« Grand décrochage »

Une petite musique hante la campagne européenne : « le grand décrochage ».

L’Europe s’appauvrirait à toute vitesse face aux États-Unis. Elle aurait perdu pied. L’écart avec les Américains, qui a commencé à se creuser après la crise de 2008, serait devenu si béant qu’il serait désormais vain d’espérer le refermer. Lors de chaque crise (dettes souveraines, Covid, Ukraine), le Vieux Continent perd du terrain. Le phénomène s’accélère : en 2024, selon

le Fonds monétaire international (FMI), la croissance américaine devrait atteindre 2,7 %, contre 0,8 % pour la zone euro.

Une donnée spectaculaire souligne la gravité de la situation : alors que le PIB des États-Unis était à peine plus élevé que celui de l’Union européenne (UE) il y a dix ans, il le surpasse aujourd’hui de moitié ! En France, les déclinistes s’en donnent à cœur tristesse, poussant des lamentos contre la réglementation, les congés, l’obésité de l’État-providence.

Avec les chiffres, il faut toujours se méfier. On connaît le bon mot de Benjamin Disraeli : il y a, dans l’ordre, les mensonges, les gros mensonges et les statistiques. Ainsi, est-il vraiment pertinent de comparer deux PIB si l’on n’élimine ni l’effet « taux de change » entre les monnaies (il se trouve que le dollar a bien remonté ces dernières années) ni l’effet démo­graphique (la croissance de la population a été plus forte aux États-Unis grâce à l’immigration) ?

Une fois que l’on compare les PIB par tête d’habitant, et après avoir gommé les effets monétaires, la divergence affolante des dix dernières années s’évapore. On peut même parler de « convergence » puisque ce PIB de l’UE (par habitant et hors effets monétaires) est passé en dix ans de 0,68 % à 0,69 % du PIB des États-Unis ! Derrière le grand décrochage, il y a donc un petit enfumage.
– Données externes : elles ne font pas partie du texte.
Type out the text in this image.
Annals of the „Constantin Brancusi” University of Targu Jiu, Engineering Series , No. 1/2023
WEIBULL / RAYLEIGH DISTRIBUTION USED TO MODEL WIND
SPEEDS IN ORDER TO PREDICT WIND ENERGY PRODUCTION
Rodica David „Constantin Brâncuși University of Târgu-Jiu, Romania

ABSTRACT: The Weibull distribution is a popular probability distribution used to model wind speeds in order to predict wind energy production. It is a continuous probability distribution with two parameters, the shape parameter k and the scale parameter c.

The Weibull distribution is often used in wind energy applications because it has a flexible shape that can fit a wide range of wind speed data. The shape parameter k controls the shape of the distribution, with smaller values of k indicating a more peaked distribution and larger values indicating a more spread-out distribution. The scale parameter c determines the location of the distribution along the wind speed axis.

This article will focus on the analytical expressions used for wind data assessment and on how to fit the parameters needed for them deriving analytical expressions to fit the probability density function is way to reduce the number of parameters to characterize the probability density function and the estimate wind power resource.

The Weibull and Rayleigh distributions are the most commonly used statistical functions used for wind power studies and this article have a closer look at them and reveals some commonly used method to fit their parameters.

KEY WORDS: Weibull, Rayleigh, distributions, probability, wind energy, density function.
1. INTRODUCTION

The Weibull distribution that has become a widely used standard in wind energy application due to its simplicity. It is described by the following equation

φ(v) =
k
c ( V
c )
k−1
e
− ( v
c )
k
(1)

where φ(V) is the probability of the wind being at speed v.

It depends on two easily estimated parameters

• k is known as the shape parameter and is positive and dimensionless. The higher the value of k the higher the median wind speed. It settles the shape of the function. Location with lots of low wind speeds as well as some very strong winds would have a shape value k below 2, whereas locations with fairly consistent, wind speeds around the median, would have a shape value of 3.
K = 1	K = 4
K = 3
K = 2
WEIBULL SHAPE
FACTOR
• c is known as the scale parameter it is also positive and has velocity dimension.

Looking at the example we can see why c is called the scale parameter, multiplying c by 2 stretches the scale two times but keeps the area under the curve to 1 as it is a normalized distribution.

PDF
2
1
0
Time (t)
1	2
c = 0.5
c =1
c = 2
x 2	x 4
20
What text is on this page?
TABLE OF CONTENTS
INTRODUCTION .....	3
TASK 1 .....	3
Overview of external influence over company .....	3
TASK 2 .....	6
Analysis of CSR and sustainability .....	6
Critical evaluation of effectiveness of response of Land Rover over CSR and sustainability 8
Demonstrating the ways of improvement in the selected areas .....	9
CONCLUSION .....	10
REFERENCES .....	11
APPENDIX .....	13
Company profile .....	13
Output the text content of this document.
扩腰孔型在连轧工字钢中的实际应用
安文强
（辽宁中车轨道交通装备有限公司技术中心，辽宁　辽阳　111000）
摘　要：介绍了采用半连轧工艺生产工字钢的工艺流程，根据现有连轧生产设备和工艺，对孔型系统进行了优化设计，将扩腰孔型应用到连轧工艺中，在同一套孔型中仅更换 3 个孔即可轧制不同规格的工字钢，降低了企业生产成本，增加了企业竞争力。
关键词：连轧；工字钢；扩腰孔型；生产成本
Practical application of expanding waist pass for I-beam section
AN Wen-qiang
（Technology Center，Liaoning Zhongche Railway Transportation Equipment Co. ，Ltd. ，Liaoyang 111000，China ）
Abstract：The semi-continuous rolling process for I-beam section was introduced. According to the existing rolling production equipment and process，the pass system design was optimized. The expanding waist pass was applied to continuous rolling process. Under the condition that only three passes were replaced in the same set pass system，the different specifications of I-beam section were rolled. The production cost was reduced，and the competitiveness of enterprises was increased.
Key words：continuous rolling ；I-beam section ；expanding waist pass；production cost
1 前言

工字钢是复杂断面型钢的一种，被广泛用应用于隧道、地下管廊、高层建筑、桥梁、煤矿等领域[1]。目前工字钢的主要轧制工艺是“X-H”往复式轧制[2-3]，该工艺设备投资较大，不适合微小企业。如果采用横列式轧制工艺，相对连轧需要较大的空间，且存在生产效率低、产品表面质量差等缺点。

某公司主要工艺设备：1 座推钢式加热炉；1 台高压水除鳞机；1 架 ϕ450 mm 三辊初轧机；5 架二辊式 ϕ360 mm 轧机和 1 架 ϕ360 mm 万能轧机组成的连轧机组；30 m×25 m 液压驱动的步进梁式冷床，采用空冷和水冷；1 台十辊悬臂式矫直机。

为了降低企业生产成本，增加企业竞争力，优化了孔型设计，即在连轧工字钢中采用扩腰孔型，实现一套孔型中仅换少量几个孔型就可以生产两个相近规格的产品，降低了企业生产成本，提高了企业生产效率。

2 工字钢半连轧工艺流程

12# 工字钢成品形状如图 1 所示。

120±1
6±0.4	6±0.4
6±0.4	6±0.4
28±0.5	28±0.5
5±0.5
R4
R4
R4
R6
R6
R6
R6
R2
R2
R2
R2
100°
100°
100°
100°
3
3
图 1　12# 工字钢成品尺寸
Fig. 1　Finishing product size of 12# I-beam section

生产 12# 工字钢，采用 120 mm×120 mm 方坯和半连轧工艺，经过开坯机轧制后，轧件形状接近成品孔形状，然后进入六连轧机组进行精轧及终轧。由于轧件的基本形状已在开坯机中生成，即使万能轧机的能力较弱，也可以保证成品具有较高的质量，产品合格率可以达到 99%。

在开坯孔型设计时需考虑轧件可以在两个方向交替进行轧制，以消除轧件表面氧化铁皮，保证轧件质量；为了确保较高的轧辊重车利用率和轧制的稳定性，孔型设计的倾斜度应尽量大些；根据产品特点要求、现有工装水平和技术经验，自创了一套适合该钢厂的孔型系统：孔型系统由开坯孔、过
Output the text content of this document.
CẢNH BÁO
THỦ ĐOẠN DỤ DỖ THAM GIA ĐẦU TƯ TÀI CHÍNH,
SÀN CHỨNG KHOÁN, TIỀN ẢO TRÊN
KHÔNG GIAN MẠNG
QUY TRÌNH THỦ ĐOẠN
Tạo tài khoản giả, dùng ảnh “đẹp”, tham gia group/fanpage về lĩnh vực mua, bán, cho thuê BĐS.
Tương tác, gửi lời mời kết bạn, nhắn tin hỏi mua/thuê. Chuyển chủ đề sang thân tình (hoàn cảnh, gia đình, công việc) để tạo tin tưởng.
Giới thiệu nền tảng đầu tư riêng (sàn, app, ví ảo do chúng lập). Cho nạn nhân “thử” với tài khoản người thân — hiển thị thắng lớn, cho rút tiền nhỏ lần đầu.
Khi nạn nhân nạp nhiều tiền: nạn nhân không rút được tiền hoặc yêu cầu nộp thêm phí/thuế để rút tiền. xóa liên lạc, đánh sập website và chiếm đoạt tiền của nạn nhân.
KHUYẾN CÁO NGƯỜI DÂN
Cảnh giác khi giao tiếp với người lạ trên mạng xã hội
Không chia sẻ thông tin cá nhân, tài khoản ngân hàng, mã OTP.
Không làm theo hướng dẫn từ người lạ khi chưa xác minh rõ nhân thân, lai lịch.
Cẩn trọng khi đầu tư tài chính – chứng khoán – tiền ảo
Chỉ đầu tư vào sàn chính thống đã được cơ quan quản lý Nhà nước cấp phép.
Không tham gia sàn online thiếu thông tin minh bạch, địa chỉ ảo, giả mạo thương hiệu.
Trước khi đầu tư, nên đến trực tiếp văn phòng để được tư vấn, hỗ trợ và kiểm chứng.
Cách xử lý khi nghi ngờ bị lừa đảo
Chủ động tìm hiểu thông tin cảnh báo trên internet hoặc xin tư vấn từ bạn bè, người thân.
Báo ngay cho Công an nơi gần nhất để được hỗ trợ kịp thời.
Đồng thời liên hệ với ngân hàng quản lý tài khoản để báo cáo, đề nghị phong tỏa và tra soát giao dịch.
Par ailleurs, avant d’admirer une croissance, il faut se demander qui en profite. Elle n’est pas toujours une marée montante qui soulève tous les bateaux, parti­culièrement aux États-Unis depuis l’ère Reagan. Des centaines de petites villes font du surplace, la croissance étant captée par les plus cossues, dans l’ouest et dans l’est du pays. Et comme l’ont montré le trio d’économistes Piketty, Saez et Zucman, depuis la fin des années 1970, la moitié des Américains voient leurs revenus stagner. Pas étonnant que finisse par surgir un Donald Trump… A tout prendre, ne vaut-il pas mieux, tant pour la planète que pour la société, une croissance plus modeste, mais bien répartie ?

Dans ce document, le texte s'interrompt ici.